# New Lathe



## cedarwood (Feb 3, 2012)

Well I have really gone over to the dark side as James has said, I have now purchased an Apollo Professional lathe it comes on its own Apollo bench with about 80 gouges/skews/hollowing tools, 3 chucks 1 of which is the Sorby eccentric.
Jet 300 dust extractor, boxes of wood blanks, Polish, sand paper etc.
Will post pics of it as soon as I have it installed, well I shall take pics of the collection and installation.
I get to have my hands on it Tuesday evening so hopefully will be up and running by Thursday.
Attached are pics of a bowl in progress on my present lathe, the wood is I believe Cedar that came from an estate that we do work for, I need to speak to the chaps that cut it down when I next see them to know for sure (our paths don't always cross when I am working there).


----------



## cedarwood (Feb 3, 2012)

more pics


----------



## wbh1963 (Oct 11, 2011)

Hi Roger,

Thanks for sharing this with us. That sure looks like a lot of fun.


----------



## BernieW (Sep 12, 2006)

Sounds like you are getting a nice setup. Going to be a nice looking bowl. Can't wait to see it finished.


----------



## papawd (Jan 5, 2011)

Looking good


----------



## cedarwood (Feb 3, 2012)

*bowl*

the finished bowl, wall thickness 3/8 four coats food safe oil then four lots of beeswax on the outside. This one is destined for a large old Cotswold manor house.


----------



## BernieW (Sep 12, 2006)

That is a beauty and finished nicely.


----------



## OPG3 (Jan 9, 2011)

Roger, those are some great shots of some beautiful work, thus far my projects almost always have corners on them - but I really admire this kind of work! I feel certain you will be very pleased with your new acquisitions!


----------



## cedarwood (Feb 3, 2012)

Thanks for the compliment Bernie I still have a long way to go to reach your standard so long as I live long enough lol and Otis even square projects can be beautiful just take a look at some of the jewelry boxes and other ornate work other members have posted.
My partner and I both love wood we even have the off cuts from cutting up the oak to make her jewelry box with as varnished wall hangings.
Anyway while this bowl was drying I turned 2 others 1 in green oak and 1 in green apple wood and 2 cedar table lamps complete with cracks which is what the customer wanted and also no finish just the bare sanded wood.
I didn't have to do anything but turn them the customer did the fittings and lampshades all I need to do is get a couple of pics when they are in place and again the house is an old Cotswold stone farm house so they should look really at home in there.
Oh yea Bernie she actually wants them to crack as they dry out, they weighed just over 5kg each when I had finished turning them and I only had 3/4 of an inch clearance over the bed as she wanted them very large in diameter.


----------



## cedarwood (Feb 3, 2012)

The green oak bowl, the finish is just 3 coats of lemon oil because again it is for the same lady the lamps were made for, with a very light sanding between coats.
This bowl will be on its way to their holiday home in the Caribbean on Wednesday, no payment for this one it is a gift to her as she has always wanted something made from oak off of the estate.
The last tree that we had cut up by a proper mobile mill then stacked to dry was whisked away to be made into new doors for one of the cotwold stone barns :sad:
I did manage to grab a left over piece and used it for the mantle over my rebuilt fireplace:laugh:


----------



## cedarwood (Feb 3, 2012)

Look very carefully at the last pic in the above post and if you have a good imagination you should be able to see a face, cat? mouse? koala even.

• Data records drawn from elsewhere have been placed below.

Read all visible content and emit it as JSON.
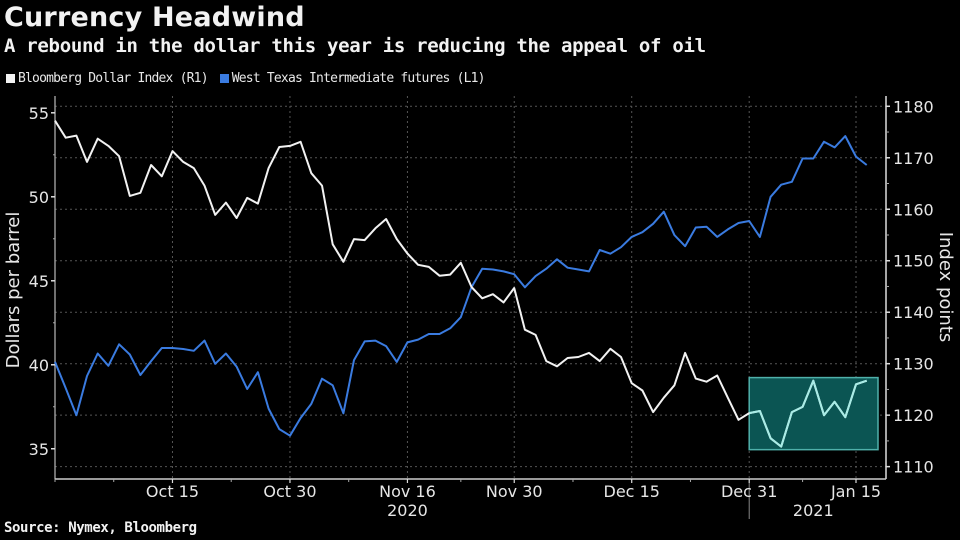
{
  "header": {
    "title": "Currency Headwind",
    "subtitle": "A rebound in the dollar this year is reducing the appeal of oil"
  },
  "footer": {
    "source": "Source: Nymex, Bloomberg"
  },
  "colors": {
    "background": "#000000",
    "dollar_series": "#f2f2f2",
    "wti_series": "#3a7be0",
    "highlight_fill": "#0b5553",
    "highlight_border": "#4fb0aa",
    "highlight_line": "#a8ece6",
    "grid": "#555555"
  },
  "chart_data": {
    "type": "line",
    "title": "Currency Headwind",
    "subtitle": "A rebound in the dollar this year is reducing the appeal of oil",
    "legend": [
      {
        "name": "Bloomberg Dollar Index (R1)",
        "color": "#f2f2f2"
      },
      {
        "name": "West Texas Intermediate futures (L1)",
        "color": "#3a7be0"
      }
    ],
    "legend_position": "top-left",
    "x_tick_labels": [
      {
        "label": "Oct 15",
        "index": 11
      },
      {
        "label": "Oct 30",
        "index": 22
      },
      {
        "label": "Nov 16",
        "index": 33
      },
      {
        "label": "Nov 30",
        "index": 43
      },
      {
        "label": "Dec 15",
        "index": 54
      },
      {
        "label": "Dec 31",
        "index": 65
      },
      {
        "label": "Jan 15",
        "index": 75
      }
    ],
    "x_year_labels": [
      {
        "label": "2020",
        "index": 33
      },
      {
        "label": "2021",
        "index": 71
      }
    ],
    "year_separator_index": 65,
    "x_count": 77,
    "left_axis": {
      "label": "Dollars per barrel",
      "ylim": [
        33.2,
        56
      ],
      "ticks": [
        35,
        40,
        45,
        50,
        55
      ]
    },
    "right_axis": {
      "label": "Index points",
      "ylim": [
        1107.6,
        1182
      ],
      "ticks": [
        1110,
        1120,
        1130,
        1140,
        1150,
        1160,
        1170,
        1180
      ]
    },
    "grid": true,
    "highlight": {
      "from_index": 65,
      "to_index": 77,
      "y_range_right": [
        1113.3,
        1127.3
      ]
    },
    "series": [
      {
        "name": "Bloomberg Dollar Index (R1)",
        "axis": "right",
        "values": [
          1177.2,
          1173.9,
          1174.3,
          1169.2,
          1173.7,
          1172.3,
          1170.3,
          1162.6,
          1163.2,
          1168.6,
          1166.4,
          1171.3,
          1169.2,
          1168.0,
          1164.6,
          1158.9,
          1161.3,
          1158.3,
          1162.2,
          1161.1,
          1168.0,
          1172.1,
          1172.3,
          1173.1,
          1167.0,
          1164.6,
          1153.2,
          1149.8,
          1154.2,
          1154.0,
          1156.3,
          1158.1,
          1154.2,
          1151.4,
          1149.2,
          1148.8,
          1147.1,
          1147.3,
          1149.6,
          1144.9,
          1142.7,
          1143.5,
          1141.9,
          1144.7,
          1136.6,
          1135.6,
          1130.5,
          1129.5,
          1131.1,
          1131.3,
          1132.1,
          1130.5,
          1132.9,
          1131.3,
          1126.2,
          1124.8,
          1120.6,
          1123.4,
          1125.8,
          1132.1,
          1127.1,
          1126.5,
          1127.7,
          1123.4,
          1119.1,
          1120.4,
          1120.8,
          1115.5,
          1113.9,
          1120.6,
          1121.6,
          1126.7,
          1120.0,
          1122.6,
          1119.6,
          1126.0,
          1126.7
        ]
      },
      {
        "name": "West Texas Intermediate futures (L1)",
        "axis": "left",
        "values": [
          40.17,
          38.61,
          37.0,
          39.33,
          40.67,
          39.94,
          41.22,
          40.61,
          39.39,
          40.22,
          41.0,
          41.0,
          40.94,
          40.83,
          41.44,
          40.06,
          40.67,
          39.89,
          38.56,
          39.56,
          37.39,
          36.17,
          35.78,
          36.83,
          37.67,
          39.17,
          38.78,
          37.11,
          40.28,
          41.39,
          41.44,
          41.11,
          40.17,
          41.33,
          41.5,
          41.83,
          41.83,
          42.17,
          42.83,
          44.61,
          45.72,
          45.67,
          45.56,
          45.39,
          44.61,
          45.28,
          45.72,
          46.28,
          45.78,
          45.67,
          45.56,
          46.83,
          46.61,
          47.0,
          47.61,
          47.89,
          48.39,
          49.11,
          47.72,
          47.06,
          48.17,
          48.22,
          47.61,
          48.06,
          48.44,
          48.56,
          47.61,
          50.0,
          50.72,
          50.89,
          52.28,
          52.28,
          53.28,
          52.94,
          53.61,
          52.39,
          51.89
        ]
      }
    ]
  }
}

The apple wood bowl isn't finished yet so will put up pics when it is.

This one is just a very simple platter made for practice and fun it was a piece of oak that came in a hobby pack of timber that I bought, it is stood on one of the off cut oak wall hangings.


----------



## cedarwood (Feb 3, 2012)

Well new lathe is finally here and installed just got to get used to it lol:dance3:


----------



## cedarwood (Feb 3, 2012)

First bowl off the new lathe, just a very simple one in order to get used to the lathe and the tools that came with it could be used as a salad bowl but more likely a fruit bowl.


----------



## cedarwood (Feb 3, 2012)

Well everything I have done up till now has been big and chunky so thought it was about time I did something delicate and I must say I surprised myself with how well the box "turned" out:lol:


----------



## BernieW (Sep 12, 2006)

Congrats Roger on the new lathe. It looks like you are having fun. Those are some nice looking turnings for firsts off the lathe. Have fun and enjoy the lathe.


----------



## cedarwood (Feb 3, 2012)

Well Bernie I am definitely having some fun and one of the bosses daughters heard that I had a lathe and she asked if it was possible for me to make her a large salad bowl as a wedding present, well this is the result of my labors. It is 19 inches wide and 6 inches tall, when she came to view it we ended up having a real old bartering session after I told her what I wanted for it and a laugh to boot because the bartering was going UP not down and she now wants one for herself made from a tree off the estate, the wood for this one came from a neighboring estate that I have access to.:sold: 
Oh yes the wood is oak


----------



## Gaffboat (Mar 11, 2012)

Roger, your work is truly art. Beautiful stuff. Wood turning is totally out of my experience realm so I'm curious, how many hours do you usually spend making a bowl?


----------



## cedarwood (Feb 3, 2012)

Well Oliver it all depends on the size of the bowl the big oak bowl took about 5 hours that was from cutting out the blank from the tree trunk to hollowing out, then it takes a few minutes each day to oil it to stop it drying too fast.
It will probably take about 8 to 12 weeks to be able to use it, the last small 8 inch natural edge bowl that I did took just 3 weeks to dry but then it also had thinner walls, that one is now in the Caribbean.:happy:


----------